Hardly anyone outside Thailand has heard of Nok because it now only operates domestically and 70% of its passengers are Thai. But Nok’s notoriety outside Thailand is about to change. In January, it plans to launch its first international service, to Bangalore in India, in partnership with low-fare carrier Air Deccan.
Services to Chennai and Hyderabad, also in India, are planned for later in 2007.
Patee has been looking at India, China and other international markets since shortly after launching in 2004 and initially planned to begin international services in early 2005.
“Our strategy has changed over time,” he says “It’s better to own our own country rather than move out with the rest of the gang.
“Before going to India we really need to work on a marketing solution. It will be an investment and this investment needs to pay off. We don’t want to rush. India is a totally a different type of market from Thailand in the way it works. We need to understand the Indians. We can’t make a mistake once we land there.”
Nok has carried over two million passengers since launching in July 2004 and has already captured about a 20% share of the domestic market. But the Thai domestic market is near saturation and Patee envisions Nok and Thailand’s two other low-cost carriers, One-Two Go and Thai AirAsia, having roughly equal market shares. After it launches services to its 10th and 11th Thai cities in October, Patee says there are only one or two more domestic destinations to add. Patee envisions Nok picking up some traffic from Thai Airways as the flag carrier drops more domestic routes but he says overall growth will be steady and not explosive because a lot of Thais are scared of flying, do not have the income to fly or still prefer to take the bus.
“After seven aircraft Thailand will be saturated from our point of view. Then we’ll be moving internationally,” he explains.
Nok now flies four 737-400s and one ATR 72 13 hours per day. In October it will add two 737-400s, giving it a seven-aircraft schedule, and take a second ATR 72 which will be used as a spare. For next year Nok is looking at taking on several additional 737-400s to support its new international services, including 737-400s Thai may offload as it reduces its own domestic services and some of the 14 737-400s Malaysia Airlines is looking to lease out because it is handing most of its domestic routes to AirAsia.
Patee made a drastic career change in 2004 to join Nok from Bates Advertising Thailand, where he was chief executive.
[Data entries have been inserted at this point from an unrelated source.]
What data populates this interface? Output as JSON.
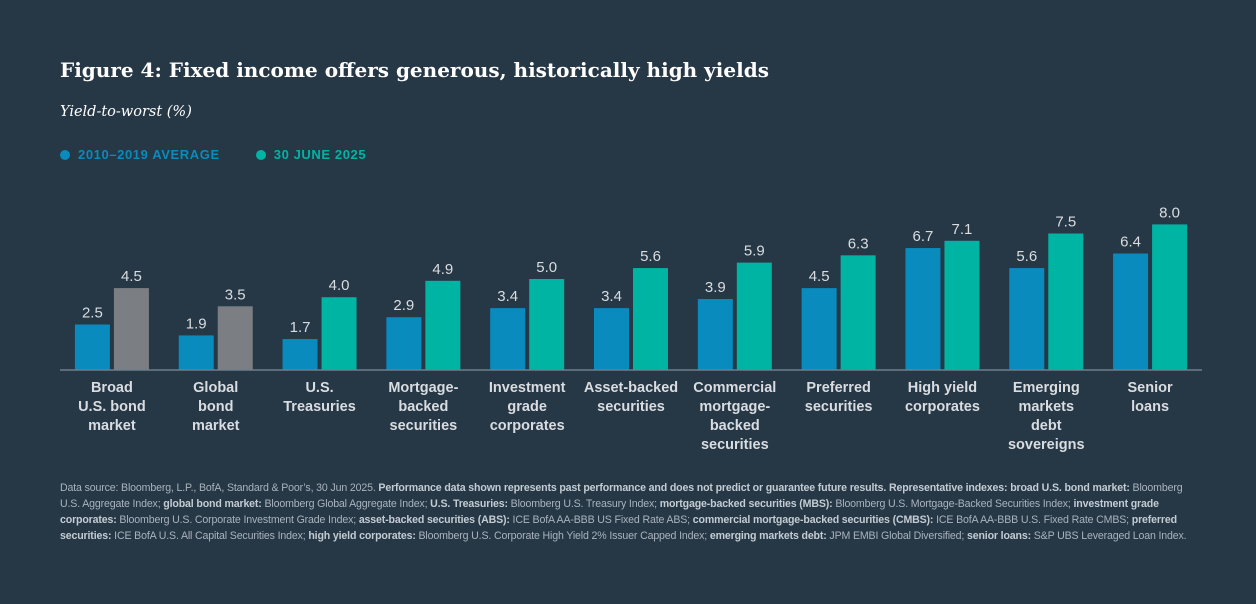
{
  "title": "Figure 4: Fixed income offers generous, historically high yields",
  "subtitle": "Yield-to-worst (%)",
  "colors": {
    "background": "#263746",
    "series_2010_2019": "#0a8bbd",
    "series_2025": "#00b4a4",
    "series_2025_highlight_gray": "#7b7f83",
    "axis": "#6f7f8c",
    "value_label": "#d9dde1",
    "category_label": "#d9dde1"
  },
  "chart_data": {
    "type": "bar",
    "title": "Figure 4: Fixed income offers generous, historically high yields",
    "ylabel": "Yield-to-worst (%)",
    "xlabel": "",
    "ylim": [
      0,
      8.5
    ],
    "grid": false,
    "legend_position": "top-left",
    "categories": [
      [
        "Broad",
        "U.S. bond",
        "market"
      ],
      [
        "Global",
        "bond",
        "market"
      ],
      [
        "U.S.",
        "Treasuries"
      ],
      [
        "Mortgage-",
        "backed",
        "securities"
      ],
      [
        "Investment",
        "grade",
        "corporates"
      ],
      [
        "Asset-backed",
        "securities"
      ],
      [
        "Commercial",
        "mortgage-",
        "backed",
        "securities"
      ],
      [
        "Preferred",
        "securities"
      ],
      [
        "High yield",
        "corporates"
      ],
      [
        "Emerging",
        "markets",
        "debt",
        "sovereigns"
      ],
      [
        "Senior",
        "loans"
      ]
    ],
    "series": [
      {
        "name": "2010–2019 AVERAGE",
        "values": [
          2.5,
          1.9,
          1.7,
          2.9,
          3.4,
          3.4,
          3.9,
          4.5,
          6.7,
          5.6,
          6.4
        ]
      },
      {
        "name": "30 JUNE 2025",
        "values": [
          4.5,
          3.5,
          4.0,
          4.9,
          5.0,
          5.6,
          5.9,
          6.3,
          7.1,
          7.5,
          8.0
        ],
        "gray_indices": [
          0,
          1
        ]
      }
    ]
  },
  "footnote": [
    {
      "t": "Data source: Bloomberg, L.P., BofA, Standard & Poor’s, 30 Jun 2025. ",
      "b": false
    },
    {
      "t": "Performance data shown represents past performance and does not predict or guarantee future results. Representative indexes: broad U.S. bond market:",
      "b": true
    },
    {
      "t": " Bloomberg U.S. Aggregate Index; ",
      "b": false
    },
    {
      "t": "global bond market:",
      "b": true
    },
    {
      "t": " Bloomberg Global Aggregate Index; ",
      "b": false
    },
    {
      "t": "U.S. Treasuries:",
      "b": true
    },
    {
      "t": " Bloomberg U.S. Treasury Index; ",
      "b": false
    },
    {
      "t": "mortgage-backed securities (MBS):",
      "b": true
    },
    {
      "t": " Bloomberg U.S. Mortgage-Backed Securities Index; ",
      "b": false
    },
    {
      "t": "investment grade corporates:",
      "b": true
    },
    {
      "t": " Bloomberg U.S. Corporate Investment Grade Index; ",
      "b": false
    },
    {
      "t": "asset-backed securities (ABS):",
      "b": true
    },
    {
      "t": " ICE BofA AA-BBB US Fixed Rate ABS; ",
      "b": false
    },
    {
      "t": "commercial mortgage-backed securities (CMBS):",
      "b": true
    },
    {
      "t": " ICE BofA AA-BBB U.S. Fixed Rate CMBS; ",
      "b": false
    },
    {
      "t": "preferred securities:",
      "b": true
    },
    {
      "t": " ICE BofA U.S. All Capital Securities Index; ",
      "b": false
    },
    {
      "t": "high yield corporates:",
      "b": true
    },
    {
      "t": " Bloomberg U.S. Corporate High Yield 2% Issuer Capped Index; ",
      "b": false
    },
    {
      "t": "emerging markets debt:",
      "b": true
    },
    {
      "t": " JPM EMBI Global Diversified; ",
      "b": false
    },
    {
      "t": "senior loans:",
      "b": true
    },
    {
      "t": " S&P UBS Leveraged Loan Index.",
      "b": false
    }
  ]
}
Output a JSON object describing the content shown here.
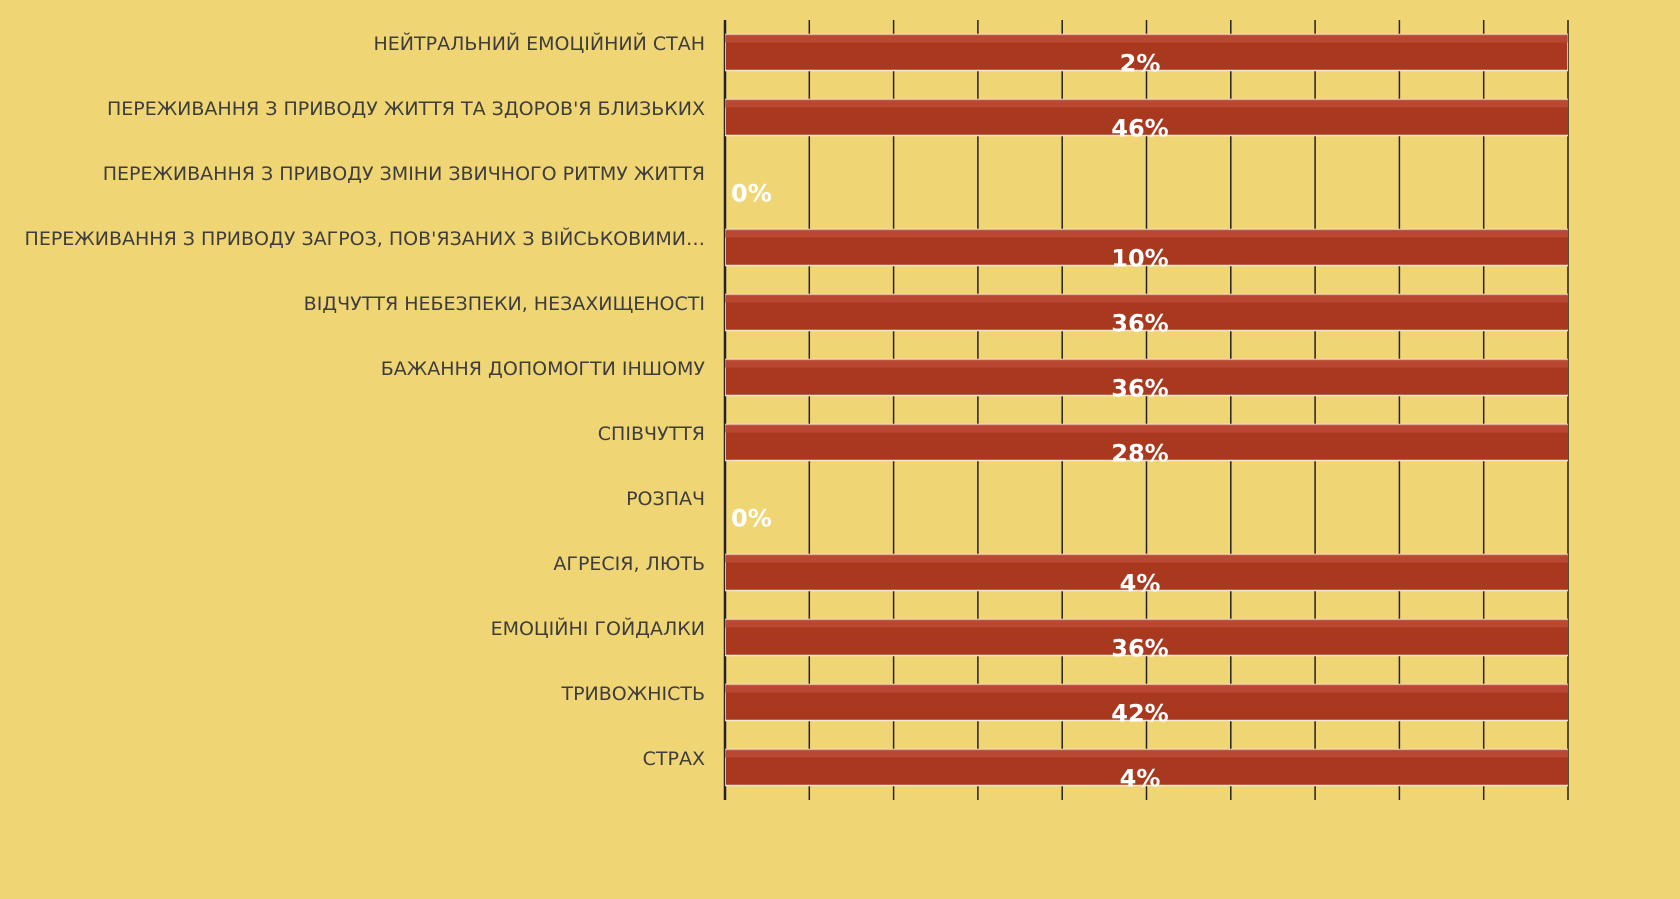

But he does not plan to return to the advertising industry, where he started as research manager prior to earning a masters degree in mass communication film and video from American University in Washington DC and quickly rose through the ranks to creative director.
“I’ll keep doing it [running Nok] until I’m bored of it,” says the 43-year-old. “I have to put myself as an airline guy now who puts my advertising experience into full use.”